Da questa settimana, il fisico dell’atmosfera Ken Caldeira di Stanford ha un blog sul clima e i media dai quali è stato spesso frainteso. A proposito del rapporto delle American Academies of Sciences Climate Intervention, di cui è uno degli autori, ha scritto un commento all’articolo che gli ha chiesto un quotidiano:
Fast, cheap and easy… and very dangerous.
Rammenta ogni volta che l’ingegneria del clima è l’ultimo ricorso, una volta che il paziente è arrivato “in sala di rianimazione”. Dopo decenni a predicare tagli alle emissioni di gas serra, nel deserto, pensa che sia indispensabile un piano B, non importa se preparato da enti pubblici o da aziende private, rif. il suo dialogo con Clive Hamilton sul Guardian.
Aveva lavorato con Teller per conto della Difesa su come modificare il clima del nemico, forse preferisce che la tecnologia non finisca in mano ai militari.
Anche Peter Frumhoff, dell’USCSA, dice bene del rapporto delle AAS, e chiede più ricerca sul clima per poter valutare con un minimo di dati evidence-based i rischi della geoingegneria. Tutti sono d’accordo, non esiste alternativa a una riduzione del 90% delle emissioni, ma mentre continuano ad aumentare nessuno risponde all’obiezione di David Keith et al.:
reducing carbon emissions won’t solve our climate problems; it can only stop things from getting worse.
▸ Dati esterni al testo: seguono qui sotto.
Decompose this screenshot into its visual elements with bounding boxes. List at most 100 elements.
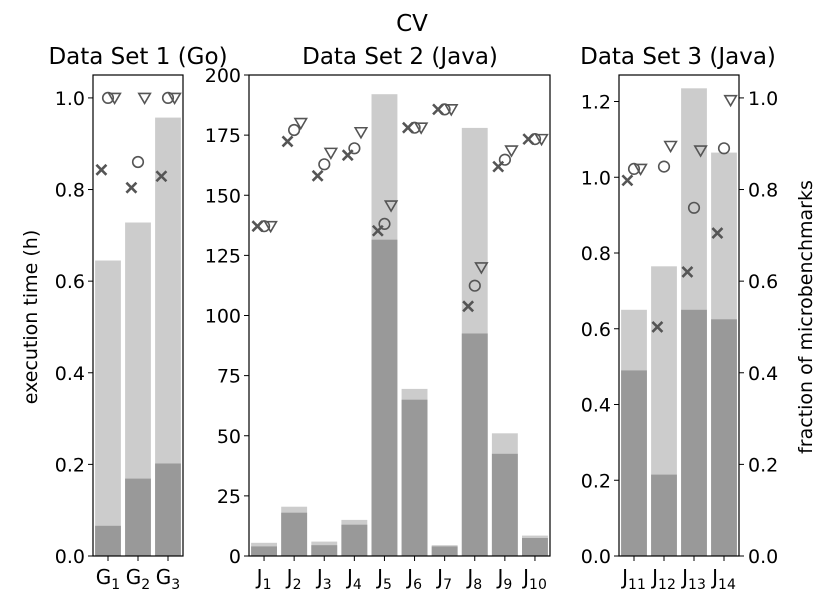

Put bluntly, if we miraculously stopped all CO2 emissions immediately, the Earth would keep warming for decades, and much of the CO2 emitted since the Industrial Revolution would remain in the atmosphere, altering the climate, for millennia.
Very dangerous anche questo. Resta da sperare che, come dicono ricerche recenti, dibattere di “geoingegneria solare” sui media fa capire meglio i rischi del risc. globale al grande pubblico.
Ormai, più che discutere di Piano B, io continuo a pensare al Piano C: a cosa, cioè, riusciremo a trasmettere delle nostre conoscenze – scientifiche e non – ai sopravvissuti a questo “bottleneck century” (per dirla con Catton). Sempre sperando che ve ne siano…
Parlare di aerosol è come parlare non di rianimazione ma di terapia del dolore. Visto che sarebbe molto più difficile trovare un accordo sul come, quando e quanto delle operazioni, personalmente lo vedo possibile solo in caso di disastro globale conclamato. In altre parole, a collasso globale avvenuto un gruppo di paesi si farebbe carico unilateralmente dell’operazione.
Non sono daccordo con Parker e Keith nemmeno sulla sostanziale inutilità della riduzione delle emissioni. Vero che anche a smettere oggi di emettere il pianeta continuerebbe comunque a scaldarsi ancora per un po’ e che ci sarebbe uno scotto da pagare ma, da quanto può dirsi al momento, non sarebbe drammatico.
Riccardo,
gli aerosol mi sembrano barking mad. Dicono che bisogna ridurle assolutamente, nel suo libro Keith dice che è l’unica “alternativa razionale”, ma osserva che non sono mai aumentate così rapidamente come in questi dieci anni.
BTW, nel disegno ci sono gli alberi geneticamente modificati; si fanno già, in Brasile provano gli eucalipti. Ma non li prende in considerazione nessuno – forse perché richiedono terre coltivabili.
ocasapiens
tutto è utile nulla singolarmente è risolutivo, e questo è un serio paridigm shift. Piantare alberi non può bastare nemmeno se smettissimo di deforestare. E se propio hai voglia di catastrofismo, in un periodo un po’ più lungo di quanto siamo abituati a considerare, nemmeno le rinnovabili bastererebbero se continuiamo così. A meno di nuove fonti di energia dovremo trovare il modo di fermare la crescita dei consumi.